VISI.NEWS | BANDUNG - Institut Teknologi Bandung (ITB) akan mencatat sejarah baru dalam dunia astronomi Indonesia dengan rencana pembangunan Teleskop Radio Very Long Baseline Interferometry (VLBI) Global Observing System atau VGOS di Observatorium Bosscha. Proyek ambisius ini merupakan kolaborasi dengan Shanghai Astronomical Observatory-Chinese Academy of Sciences (SHAO-CAS), menjadikan Indonesia sebagai negara pertama di kawasan ini yang memiliki teleskop VGOS.
Menurut laman resmi ITB, VGOS akan membuka berbagai peluang riset di bidang astronomi, geodesi, sains data, rekayasa perangkat lunak, dan telekomunikasi. Teleskop ini diharapkan mampu menciptakan riset baru berskala nasional dan internasional, memperkuat posisi Indonesia di kancah global.
Taufiq Hidayat, Kepala Biro Kemitraan ITB, menjelaskan bahwa teleskop VGOS akan beroperasi dalam jaringan global yang menghubungkan banyak teleskop radio di seluruh dunia. Saat ini, pusat VLBI masih berada di belahan bumi utara, sedangkan di daerah ekuator dan sekitarnya, pengembangan VLBI masih dalam tahap awal. Di sekitar Indonesia, hanya Brazil yang telah memiliki fasilitas serupa.

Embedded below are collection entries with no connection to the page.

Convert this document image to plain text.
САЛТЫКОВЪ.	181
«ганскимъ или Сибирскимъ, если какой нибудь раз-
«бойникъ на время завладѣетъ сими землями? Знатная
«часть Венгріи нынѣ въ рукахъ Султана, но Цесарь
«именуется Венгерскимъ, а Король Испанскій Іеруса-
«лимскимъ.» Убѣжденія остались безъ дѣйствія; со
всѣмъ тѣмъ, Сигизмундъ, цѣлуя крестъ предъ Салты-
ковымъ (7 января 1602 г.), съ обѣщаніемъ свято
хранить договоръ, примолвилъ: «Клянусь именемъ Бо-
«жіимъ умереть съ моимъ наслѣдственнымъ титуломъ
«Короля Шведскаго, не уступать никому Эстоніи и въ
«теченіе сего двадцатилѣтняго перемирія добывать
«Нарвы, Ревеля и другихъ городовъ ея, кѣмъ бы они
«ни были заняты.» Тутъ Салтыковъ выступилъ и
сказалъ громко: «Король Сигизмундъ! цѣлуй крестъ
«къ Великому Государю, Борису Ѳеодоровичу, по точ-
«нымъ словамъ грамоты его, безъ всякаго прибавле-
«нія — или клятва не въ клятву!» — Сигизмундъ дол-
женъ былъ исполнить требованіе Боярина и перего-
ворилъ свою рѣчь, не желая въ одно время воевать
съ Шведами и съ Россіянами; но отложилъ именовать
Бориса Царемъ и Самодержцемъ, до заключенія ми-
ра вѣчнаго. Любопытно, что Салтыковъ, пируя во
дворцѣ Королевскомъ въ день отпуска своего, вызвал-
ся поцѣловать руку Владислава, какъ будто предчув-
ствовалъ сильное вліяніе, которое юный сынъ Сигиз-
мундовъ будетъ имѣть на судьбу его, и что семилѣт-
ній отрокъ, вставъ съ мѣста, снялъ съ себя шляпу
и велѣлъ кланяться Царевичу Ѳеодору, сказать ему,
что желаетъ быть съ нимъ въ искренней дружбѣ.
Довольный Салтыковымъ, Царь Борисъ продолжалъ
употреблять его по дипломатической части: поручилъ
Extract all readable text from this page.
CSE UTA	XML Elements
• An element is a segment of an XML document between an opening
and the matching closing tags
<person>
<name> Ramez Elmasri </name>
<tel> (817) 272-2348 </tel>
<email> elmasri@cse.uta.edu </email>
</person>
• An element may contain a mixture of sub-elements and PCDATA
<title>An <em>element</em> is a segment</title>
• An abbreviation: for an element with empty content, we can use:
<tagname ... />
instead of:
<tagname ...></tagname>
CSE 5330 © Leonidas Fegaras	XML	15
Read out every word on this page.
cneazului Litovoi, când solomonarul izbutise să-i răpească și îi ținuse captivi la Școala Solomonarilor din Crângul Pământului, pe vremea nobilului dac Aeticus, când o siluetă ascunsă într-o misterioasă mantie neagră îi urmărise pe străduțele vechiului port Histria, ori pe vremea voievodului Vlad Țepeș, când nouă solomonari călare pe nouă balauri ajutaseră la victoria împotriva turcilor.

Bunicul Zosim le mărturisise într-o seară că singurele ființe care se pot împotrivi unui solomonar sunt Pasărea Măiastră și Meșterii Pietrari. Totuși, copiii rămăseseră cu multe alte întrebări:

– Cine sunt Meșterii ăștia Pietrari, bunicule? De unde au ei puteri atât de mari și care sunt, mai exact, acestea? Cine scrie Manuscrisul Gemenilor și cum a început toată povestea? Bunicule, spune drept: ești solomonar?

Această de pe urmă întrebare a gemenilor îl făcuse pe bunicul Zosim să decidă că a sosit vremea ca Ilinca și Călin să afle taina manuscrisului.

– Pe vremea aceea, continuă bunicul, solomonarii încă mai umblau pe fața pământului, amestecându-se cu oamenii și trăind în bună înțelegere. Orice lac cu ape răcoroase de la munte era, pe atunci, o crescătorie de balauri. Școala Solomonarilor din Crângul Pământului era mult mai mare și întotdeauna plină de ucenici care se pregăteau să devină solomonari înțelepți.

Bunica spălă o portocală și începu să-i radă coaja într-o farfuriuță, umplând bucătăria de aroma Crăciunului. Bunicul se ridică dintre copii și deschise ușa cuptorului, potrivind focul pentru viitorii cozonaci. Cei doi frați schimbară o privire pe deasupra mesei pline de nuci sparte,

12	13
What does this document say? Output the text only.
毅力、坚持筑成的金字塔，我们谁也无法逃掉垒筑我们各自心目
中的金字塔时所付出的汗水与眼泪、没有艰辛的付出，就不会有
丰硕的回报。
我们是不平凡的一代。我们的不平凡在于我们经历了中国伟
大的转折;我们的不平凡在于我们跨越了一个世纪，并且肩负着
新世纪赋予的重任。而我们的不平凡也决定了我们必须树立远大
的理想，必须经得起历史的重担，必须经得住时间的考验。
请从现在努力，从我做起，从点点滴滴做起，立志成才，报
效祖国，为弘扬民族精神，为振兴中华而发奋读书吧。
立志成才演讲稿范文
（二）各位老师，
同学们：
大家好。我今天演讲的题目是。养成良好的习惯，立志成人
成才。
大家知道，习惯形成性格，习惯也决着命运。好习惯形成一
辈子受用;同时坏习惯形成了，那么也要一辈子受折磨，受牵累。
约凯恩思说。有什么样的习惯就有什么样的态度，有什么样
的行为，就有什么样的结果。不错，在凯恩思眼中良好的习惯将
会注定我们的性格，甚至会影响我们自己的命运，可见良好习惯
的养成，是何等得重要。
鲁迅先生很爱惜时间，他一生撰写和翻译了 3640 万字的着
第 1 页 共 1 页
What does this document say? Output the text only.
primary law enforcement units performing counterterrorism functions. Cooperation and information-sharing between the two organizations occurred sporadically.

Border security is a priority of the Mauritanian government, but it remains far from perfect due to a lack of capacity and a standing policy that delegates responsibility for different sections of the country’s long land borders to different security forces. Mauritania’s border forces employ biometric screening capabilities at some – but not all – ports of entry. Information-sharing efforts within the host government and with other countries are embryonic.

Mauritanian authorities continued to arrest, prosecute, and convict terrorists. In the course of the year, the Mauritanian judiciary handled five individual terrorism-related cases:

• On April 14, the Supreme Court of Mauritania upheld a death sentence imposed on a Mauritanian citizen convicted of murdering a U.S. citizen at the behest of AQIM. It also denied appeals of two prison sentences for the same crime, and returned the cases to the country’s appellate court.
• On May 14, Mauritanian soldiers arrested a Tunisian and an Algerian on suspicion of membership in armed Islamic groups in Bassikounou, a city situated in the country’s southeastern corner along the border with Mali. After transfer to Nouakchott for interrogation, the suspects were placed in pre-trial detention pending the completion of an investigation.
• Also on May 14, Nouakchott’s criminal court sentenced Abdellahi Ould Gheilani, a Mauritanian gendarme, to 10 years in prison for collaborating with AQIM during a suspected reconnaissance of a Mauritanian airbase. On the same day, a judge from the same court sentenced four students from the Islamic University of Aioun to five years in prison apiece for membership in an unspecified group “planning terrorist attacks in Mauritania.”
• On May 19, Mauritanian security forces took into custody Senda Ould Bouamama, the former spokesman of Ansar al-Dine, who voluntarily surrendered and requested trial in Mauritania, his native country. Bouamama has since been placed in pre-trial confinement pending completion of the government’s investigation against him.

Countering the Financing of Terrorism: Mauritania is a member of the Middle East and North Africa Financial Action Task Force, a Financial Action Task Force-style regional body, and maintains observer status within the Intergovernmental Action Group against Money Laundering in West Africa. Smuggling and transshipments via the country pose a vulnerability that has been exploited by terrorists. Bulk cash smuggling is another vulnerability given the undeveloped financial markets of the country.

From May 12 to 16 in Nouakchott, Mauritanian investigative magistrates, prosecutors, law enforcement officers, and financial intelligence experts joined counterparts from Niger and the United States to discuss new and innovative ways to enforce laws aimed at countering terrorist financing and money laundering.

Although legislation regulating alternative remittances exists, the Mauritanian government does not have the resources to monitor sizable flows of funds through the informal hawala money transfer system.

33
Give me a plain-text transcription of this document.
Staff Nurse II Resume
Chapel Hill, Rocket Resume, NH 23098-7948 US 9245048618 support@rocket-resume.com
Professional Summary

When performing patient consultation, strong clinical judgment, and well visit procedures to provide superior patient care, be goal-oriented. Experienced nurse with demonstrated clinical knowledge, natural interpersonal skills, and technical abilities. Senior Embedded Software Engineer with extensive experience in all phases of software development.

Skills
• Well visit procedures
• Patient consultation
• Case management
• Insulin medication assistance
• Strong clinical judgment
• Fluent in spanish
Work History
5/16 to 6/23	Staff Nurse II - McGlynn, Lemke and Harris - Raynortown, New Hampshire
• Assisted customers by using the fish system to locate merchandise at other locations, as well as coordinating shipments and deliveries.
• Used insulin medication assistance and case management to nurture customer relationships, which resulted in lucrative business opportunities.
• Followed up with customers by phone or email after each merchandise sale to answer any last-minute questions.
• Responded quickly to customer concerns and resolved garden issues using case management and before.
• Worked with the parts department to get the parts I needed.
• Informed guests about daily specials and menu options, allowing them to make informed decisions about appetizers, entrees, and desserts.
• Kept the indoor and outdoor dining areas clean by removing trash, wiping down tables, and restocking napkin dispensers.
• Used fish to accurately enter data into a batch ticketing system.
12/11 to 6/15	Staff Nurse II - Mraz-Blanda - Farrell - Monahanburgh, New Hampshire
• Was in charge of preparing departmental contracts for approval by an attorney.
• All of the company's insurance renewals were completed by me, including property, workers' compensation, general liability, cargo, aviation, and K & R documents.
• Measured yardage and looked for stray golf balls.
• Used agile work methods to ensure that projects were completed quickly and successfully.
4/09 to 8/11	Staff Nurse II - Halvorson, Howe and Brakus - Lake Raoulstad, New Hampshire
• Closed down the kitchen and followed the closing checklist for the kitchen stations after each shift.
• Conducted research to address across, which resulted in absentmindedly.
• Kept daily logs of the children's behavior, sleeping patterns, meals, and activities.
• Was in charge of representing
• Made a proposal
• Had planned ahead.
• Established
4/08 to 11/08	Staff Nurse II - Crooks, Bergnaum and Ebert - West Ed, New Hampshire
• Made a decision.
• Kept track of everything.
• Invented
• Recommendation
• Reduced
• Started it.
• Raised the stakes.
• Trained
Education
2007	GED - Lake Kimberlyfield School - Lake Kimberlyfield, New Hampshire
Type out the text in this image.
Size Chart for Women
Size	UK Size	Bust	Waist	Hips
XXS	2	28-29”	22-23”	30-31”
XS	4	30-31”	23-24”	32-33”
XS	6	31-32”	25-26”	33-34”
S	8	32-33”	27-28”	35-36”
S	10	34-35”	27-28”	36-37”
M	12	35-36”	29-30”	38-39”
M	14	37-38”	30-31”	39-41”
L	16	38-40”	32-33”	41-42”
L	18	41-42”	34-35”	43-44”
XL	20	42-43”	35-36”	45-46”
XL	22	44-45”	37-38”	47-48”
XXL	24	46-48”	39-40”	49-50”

Fungsi dan Keunggulan Teleskop VGOS
VGOS dirancang untuk mengamati sumber radio kosmik dengan presisi tinggi. Teleskop ini menggabungkan data dari berbagai teleskop di seluruh dunia, menghasilkan pengukuran yang sangat akurat tentang jarak antara titik-titik teleskop. Kemampuan ini memungkinkan VGOS untuk memantau pergerakan bumi, termasuk perubahan jarak antar benua dalam jangka waktu tertentu. Dengan adanya VGOS di Bosscha, Indonesia akan menjadi penghubung penting antara teleskop di belahan bumi utara dan selatan, meningkatkan kontribusi negara dalam jejaring teleskop radio internasional.
Taufiq menambahkan bahwa VGOS juga memiliki potensi untuk memantau perubahan iklim dengan mengukur pergerakan titik-titik di permukaan bumi. Data yang dihasilkan dapat digunakan sebagai parameter yang sangat akurat dalam penelitian lingkungan dan mitigasi bencana.